A few of the never-published stories are mediocre but most shine with his trademark crispness, surprise, and humor. It's also striking to me how some of his backdrops seem contemporary, even though written in the 20s.
Not great, like his five novels and most of his Continental Op stories, but really good.
O.K., the less than favorable review of an american icon is simply because the way they packaged the book. You feel as if you are getting a bunch of short stories, whereas, you are getting a biography of Hammett with his "lost stories" mixed in. I have never read a D.H. novel before, but I love the movies of The Thin Man and The Maltese Falcon. I enjoyed the book, but wasn't really in the mood for the biography at the time so was a little disappointed. Nice to know the author's background and what a sad life he led. You can understand why he writes the way he does.
Vince Emery gathers together, as the title suggests, 21 never-before-published-in-book-form Hammett stories, and wraps them in a long biographical sketch of the author. For the most part, the world had not been missing a lot without the stories, though they are useful to have. The biography is nicely done, and Emery does a good job of placing the stories in the context of Hammett's unfortunate career and life. Probably not for those who aren't fans of Hammett, who should read The Maltese Falcon, The Big Knockover, and The Continental Op a few times first.
This collection pulls together a variety of Hammett stories, few of which have ever been anthologized and none recently. Consequently the collection focuses on early, minor work. That’s not to say it’s bad, it is surprising to see what a good craftsman Hammett was right from the start. However, by and large this is not his top-drawer work.

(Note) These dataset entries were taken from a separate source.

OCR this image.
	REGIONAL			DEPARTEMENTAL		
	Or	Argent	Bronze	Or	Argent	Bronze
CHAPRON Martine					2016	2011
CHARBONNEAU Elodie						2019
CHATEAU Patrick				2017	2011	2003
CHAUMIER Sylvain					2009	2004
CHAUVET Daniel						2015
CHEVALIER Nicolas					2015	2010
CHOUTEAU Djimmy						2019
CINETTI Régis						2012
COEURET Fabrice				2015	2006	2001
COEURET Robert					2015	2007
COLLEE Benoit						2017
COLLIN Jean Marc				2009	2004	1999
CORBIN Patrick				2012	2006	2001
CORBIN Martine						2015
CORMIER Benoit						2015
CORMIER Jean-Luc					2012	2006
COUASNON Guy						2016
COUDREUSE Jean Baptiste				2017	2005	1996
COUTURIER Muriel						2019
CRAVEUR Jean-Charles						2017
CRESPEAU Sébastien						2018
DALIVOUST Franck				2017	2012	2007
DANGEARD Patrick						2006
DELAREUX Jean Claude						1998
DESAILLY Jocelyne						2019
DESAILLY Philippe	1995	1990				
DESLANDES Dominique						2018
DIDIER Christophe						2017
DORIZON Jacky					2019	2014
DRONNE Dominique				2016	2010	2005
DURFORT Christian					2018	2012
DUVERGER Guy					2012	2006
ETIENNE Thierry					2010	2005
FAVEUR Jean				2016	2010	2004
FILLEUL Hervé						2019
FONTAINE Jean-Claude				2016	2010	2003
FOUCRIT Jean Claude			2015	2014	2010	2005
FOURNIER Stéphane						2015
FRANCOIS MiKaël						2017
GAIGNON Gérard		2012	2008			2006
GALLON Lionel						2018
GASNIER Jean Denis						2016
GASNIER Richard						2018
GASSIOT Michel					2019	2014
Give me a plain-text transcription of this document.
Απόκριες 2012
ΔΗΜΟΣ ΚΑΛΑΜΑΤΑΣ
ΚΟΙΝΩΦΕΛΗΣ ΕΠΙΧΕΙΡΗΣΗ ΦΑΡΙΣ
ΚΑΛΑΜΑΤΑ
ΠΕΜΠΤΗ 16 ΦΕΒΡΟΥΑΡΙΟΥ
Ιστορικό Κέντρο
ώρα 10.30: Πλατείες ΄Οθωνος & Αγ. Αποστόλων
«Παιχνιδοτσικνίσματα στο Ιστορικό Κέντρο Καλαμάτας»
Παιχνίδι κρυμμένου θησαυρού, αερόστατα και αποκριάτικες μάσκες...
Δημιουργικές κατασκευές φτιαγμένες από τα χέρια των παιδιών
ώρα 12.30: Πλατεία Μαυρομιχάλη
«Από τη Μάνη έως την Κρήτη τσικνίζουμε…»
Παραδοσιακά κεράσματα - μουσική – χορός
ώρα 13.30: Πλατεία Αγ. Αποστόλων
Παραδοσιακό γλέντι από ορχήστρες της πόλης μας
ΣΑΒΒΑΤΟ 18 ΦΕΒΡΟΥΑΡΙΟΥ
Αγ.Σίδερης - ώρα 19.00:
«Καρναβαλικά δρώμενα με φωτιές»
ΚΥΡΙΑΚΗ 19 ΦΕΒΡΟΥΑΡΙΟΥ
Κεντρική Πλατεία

A fascinating combination of biography and Hammett's early stories, many of which hadn't been collected or reprinted. The biography is really quite detailed, with notes on "Hammettisms" -- phrases or themes that appear repeatedly in stories.
This book would be good for a novice who's never read Hammett; someone interested in the history of the detective genre; or those who are familiar with him.
This collection is essentially a biography (the editor obviously loves Hammett but does not balk at unpleasant truths) interspersed at the appropriate time points with stories that have never before appeared in a book. Shows Hammett's range and his grasp of human psychology. It's also fascinating to be witness to his progression as a writer and a person. But if for no other reason, read this book for Joe Gores' foreword.
I was pleasantly surprised that this book turned out to not only be a collection of rare Hammett stories but also a biography of the man. I didn't know much about him, but after reading this I admire him more than ever before. It's great to have these stories. I've only ever read one of them before, and they're all great. It's odd that he got his start writing humor pieces. I wouldn't have expected that of him. If you're a detective story fan, you need to get this right away and devour it.